Thoughts are like clouds and they pass through the mind according to the weather sometimes coming fast and furious like a storm and other days they are like a summer’s day with hardly a cloud in the sky.

Hang on a minute though, what is a feeling and what is a thought? A thought is an idea or an opinion. A feeling is an emotion or a reaction.

I am ashamed. FEELING

I am an idiot. THOUGHT, a NEGATIVE THOUGHT

So if you think that you are an idiot first you can also feel ashamed at the same time. However if you feel ashamed the feeling takes over

Not all thoughts are created equal. Negative thoughts are not to be trusted. Despite the fact you might have thought something, it doesn’t make it true. Just because you thought: “I am ugly and stupid.” It doesn’t make it true. A thought is fleeting. Or it should be. If you do not release the thought it will bang about inside and create havoc. You might start to believe the negative thoughts. Thinking something a thousand times doesn’t make it true either. It just means you are stuck and don’t know how to find the window to release the thoughts.

Back up a bit there.
When you are feeling something you cannot think at the same time?
Really?
Think mindfulness.
When you are experiencing touch, taste, sound, sight or smell and paying attention you cannot have thoughts at the same time. Your attention is on feelings and the present. During that space and time there is no room for thought. You are in the moment. While you are in that moment you cannot be distracted by negative thoughts. You are in the present.

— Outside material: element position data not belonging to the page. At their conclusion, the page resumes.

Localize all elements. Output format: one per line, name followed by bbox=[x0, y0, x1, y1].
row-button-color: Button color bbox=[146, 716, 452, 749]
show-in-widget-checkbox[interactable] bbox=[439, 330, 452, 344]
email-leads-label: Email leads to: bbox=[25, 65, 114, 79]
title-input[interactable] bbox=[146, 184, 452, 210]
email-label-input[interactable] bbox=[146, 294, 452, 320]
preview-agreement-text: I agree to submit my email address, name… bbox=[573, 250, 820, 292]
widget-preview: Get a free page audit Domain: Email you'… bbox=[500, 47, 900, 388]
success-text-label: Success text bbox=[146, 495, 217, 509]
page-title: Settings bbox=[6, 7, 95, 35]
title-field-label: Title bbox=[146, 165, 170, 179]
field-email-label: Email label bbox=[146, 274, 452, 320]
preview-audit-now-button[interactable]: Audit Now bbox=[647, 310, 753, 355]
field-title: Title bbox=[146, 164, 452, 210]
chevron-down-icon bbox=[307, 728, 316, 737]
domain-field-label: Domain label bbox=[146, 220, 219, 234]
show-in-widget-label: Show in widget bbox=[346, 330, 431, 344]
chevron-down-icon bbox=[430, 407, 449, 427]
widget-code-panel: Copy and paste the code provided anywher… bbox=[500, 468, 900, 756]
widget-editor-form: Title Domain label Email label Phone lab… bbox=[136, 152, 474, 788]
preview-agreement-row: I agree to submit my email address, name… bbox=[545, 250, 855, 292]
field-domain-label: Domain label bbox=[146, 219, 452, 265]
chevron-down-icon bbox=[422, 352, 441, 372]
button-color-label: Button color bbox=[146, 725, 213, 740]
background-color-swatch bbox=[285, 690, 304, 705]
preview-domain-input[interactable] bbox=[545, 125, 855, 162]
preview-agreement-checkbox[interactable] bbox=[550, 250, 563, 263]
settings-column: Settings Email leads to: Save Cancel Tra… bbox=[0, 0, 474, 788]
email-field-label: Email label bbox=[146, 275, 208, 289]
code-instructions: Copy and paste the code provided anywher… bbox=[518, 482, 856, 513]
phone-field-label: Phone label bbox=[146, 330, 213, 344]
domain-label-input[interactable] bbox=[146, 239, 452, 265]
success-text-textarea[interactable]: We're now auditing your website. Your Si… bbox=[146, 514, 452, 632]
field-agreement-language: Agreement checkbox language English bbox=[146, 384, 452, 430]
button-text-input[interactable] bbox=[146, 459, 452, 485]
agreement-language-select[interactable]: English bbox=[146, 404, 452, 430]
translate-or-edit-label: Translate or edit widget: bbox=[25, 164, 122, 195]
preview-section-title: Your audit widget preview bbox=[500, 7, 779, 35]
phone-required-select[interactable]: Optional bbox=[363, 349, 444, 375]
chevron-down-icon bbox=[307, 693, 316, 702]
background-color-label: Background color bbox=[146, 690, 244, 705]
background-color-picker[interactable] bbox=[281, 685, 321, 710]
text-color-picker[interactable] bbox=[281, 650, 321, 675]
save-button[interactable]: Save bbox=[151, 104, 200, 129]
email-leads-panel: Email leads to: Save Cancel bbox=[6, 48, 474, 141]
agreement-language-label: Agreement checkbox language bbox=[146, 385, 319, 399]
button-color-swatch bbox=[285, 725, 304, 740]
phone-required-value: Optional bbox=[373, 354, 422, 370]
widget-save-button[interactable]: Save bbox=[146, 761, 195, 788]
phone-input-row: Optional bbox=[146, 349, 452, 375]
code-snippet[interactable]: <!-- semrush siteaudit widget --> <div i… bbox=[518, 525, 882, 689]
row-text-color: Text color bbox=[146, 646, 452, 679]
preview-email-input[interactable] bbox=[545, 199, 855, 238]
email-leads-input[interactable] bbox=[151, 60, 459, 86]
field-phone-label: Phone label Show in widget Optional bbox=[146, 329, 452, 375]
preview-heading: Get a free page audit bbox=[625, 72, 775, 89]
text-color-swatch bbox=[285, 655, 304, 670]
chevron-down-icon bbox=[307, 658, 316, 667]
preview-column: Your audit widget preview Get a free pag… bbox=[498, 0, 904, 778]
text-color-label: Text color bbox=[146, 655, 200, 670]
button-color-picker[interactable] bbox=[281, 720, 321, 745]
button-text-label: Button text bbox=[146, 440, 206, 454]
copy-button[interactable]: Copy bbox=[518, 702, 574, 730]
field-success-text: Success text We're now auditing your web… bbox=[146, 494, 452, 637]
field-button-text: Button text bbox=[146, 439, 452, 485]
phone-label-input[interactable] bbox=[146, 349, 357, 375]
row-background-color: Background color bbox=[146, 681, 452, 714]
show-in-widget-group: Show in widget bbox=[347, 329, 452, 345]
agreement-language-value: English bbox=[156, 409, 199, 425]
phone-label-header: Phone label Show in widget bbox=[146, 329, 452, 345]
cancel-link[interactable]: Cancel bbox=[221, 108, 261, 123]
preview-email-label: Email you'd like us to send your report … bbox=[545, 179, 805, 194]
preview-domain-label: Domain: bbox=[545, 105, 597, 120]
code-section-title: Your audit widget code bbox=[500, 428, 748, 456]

Your attention probably won’t last long but the moment of being in the present will give your mind a rest from thought. Your concentration will improve and your day will be brighter from paying attention. Quite something isn’t it.

Take time out of your day and hone your attention on something that catches your interest. Really notice. The mundane can become something wonderful with a little bit of guided attention. A simple cup of tea can become so much more.

If you have hardly given yourself a thought over the last few years perhaps don’t try mindfulness. Sitting alone with your thoughts might be a bit much for you. Take it slow. Listen you music alone first and build up to mindfulness. It might not be for everyone. It might freak you out paying attention to your surroundings. Our society spends a fortune on distraction. Films, commercials, advertising, music, books, sport, alcohol, drugs, travel, social media, the internet. Society doesn’t want you to get to know yourself. It takes effort and the natural state of human nature is laziness. Effort requires exertion and conscious thought. You may come up with an original thought. Give yourself some attention today.